Sunday, January 31, 2016



Marcus Aardvark is walking down the street (hey hey) when he happens upon a black labrador who is clearly not a black labrador. He scratches the alleged dog (yeh yeh) behind the ears. The labrador wags its tail so forcefully (zop zop) that it whips up a small cyclone. When the dust clears (wap wap), Marcus finds that he is standing before an extremely tall woman. Her hair brushes a telephone line (swip swip) and she gives him a shy smile.

Thank you.

I’m sorry – for what?

I was under an enchantment.

I knew it!

After three hundred and thirty three people made fun of me, the neighborhood witch decided that I should become something else for a while.

Seems like a bit of an overreaction. But why did they make fun of you?
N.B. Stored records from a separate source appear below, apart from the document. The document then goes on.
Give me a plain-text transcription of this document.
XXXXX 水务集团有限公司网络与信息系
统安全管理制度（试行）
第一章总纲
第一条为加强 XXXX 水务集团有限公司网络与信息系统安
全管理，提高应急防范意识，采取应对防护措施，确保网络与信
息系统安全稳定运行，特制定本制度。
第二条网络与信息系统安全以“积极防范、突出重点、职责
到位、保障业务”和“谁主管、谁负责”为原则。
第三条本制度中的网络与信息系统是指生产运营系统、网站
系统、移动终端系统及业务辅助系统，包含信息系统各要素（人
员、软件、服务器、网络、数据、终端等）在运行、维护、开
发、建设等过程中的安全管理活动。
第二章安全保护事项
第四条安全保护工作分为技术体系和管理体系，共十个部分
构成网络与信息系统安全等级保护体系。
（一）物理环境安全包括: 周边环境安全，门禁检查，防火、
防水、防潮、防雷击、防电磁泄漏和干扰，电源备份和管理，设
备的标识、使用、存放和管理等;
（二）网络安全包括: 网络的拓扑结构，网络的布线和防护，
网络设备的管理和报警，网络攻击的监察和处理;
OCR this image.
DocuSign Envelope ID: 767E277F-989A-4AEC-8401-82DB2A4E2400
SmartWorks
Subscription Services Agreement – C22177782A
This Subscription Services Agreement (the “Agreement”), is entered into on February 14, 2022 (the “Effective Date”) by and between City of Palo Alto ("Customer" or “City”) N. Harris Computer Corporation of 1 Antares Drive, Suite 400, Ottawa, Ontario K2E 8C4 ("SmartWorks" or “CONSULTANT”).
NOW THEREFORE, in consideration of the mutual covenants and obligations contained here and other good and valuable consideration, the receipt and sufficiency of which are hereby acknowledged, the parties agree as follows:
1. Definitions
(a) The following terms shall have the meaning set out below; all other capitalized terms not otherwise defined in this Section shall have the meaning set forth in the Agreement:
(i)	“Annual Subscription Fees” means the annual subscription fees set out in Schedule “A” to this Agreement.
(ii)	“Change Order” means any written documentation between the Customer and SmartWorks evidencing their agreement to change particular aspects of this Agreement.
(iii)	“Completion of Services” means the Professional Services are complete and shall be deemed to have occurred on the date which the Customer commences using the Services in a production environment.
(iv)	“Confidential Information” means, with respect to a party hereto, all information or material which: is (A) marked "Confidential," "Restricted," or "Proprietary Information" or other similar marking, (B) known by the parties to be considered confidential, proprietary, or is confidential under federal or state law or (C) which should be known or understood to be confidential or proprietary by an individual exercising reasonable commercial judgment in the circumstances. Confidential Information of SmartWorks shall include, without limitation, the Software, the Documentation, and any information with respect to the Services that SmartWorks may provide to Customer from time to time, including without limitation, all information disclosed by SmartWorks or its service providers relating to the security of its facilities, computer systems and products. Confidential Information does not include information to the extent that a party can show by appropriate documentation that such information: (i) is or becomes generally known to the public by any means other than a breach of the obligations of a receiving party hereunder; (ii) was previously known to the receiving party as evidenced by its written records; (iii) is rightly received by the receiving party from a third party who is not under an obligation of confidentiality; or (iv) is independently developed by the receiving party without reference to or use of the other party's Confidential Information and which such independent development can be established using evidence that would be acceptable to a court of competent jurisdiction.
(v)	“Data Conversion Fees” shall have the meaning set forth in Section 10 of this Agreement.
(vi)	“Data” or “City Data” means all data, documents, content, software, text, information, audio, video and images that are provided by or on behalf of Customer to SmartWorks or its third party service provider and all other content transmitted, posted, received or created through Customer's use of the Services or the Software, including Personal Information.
She ducks a low-flying plane.

Can’t you see? I’m a freak!

Marcus eyes her up and up. You are no freak, honey. You are fantastic.

She smiles. Marcus puts on a pair of sunglasses.

Would you kiss me? she says.

Fortunately, Marcus is a roofer. He runs to his truck for a ladder, props it against her chin and clambers up to give her a chaste peck. On his way down, he picks an orange from an apple tree.

Oh come now, she says. You can do better than that.

Marcus pats her on the ankle.

What you need is a thorough worshipping. Carry me to that green house.

The woman stretches out in the living room. Her head sticks out the window. Marcus removes her clothing, a process that takes two days. He wraps his feet in oil-soaked rags
and skates across her belly. The woman giggles. Marcus sets his sights on the twin hills to the west and begins his journey.

Marcus has not been seen for three weeks. His friends are concerned, but you and I are not.

Notes: I suppose this was inspired by the constant chatter about size-ism among women. I suppose we all feel like freaks in one way or another.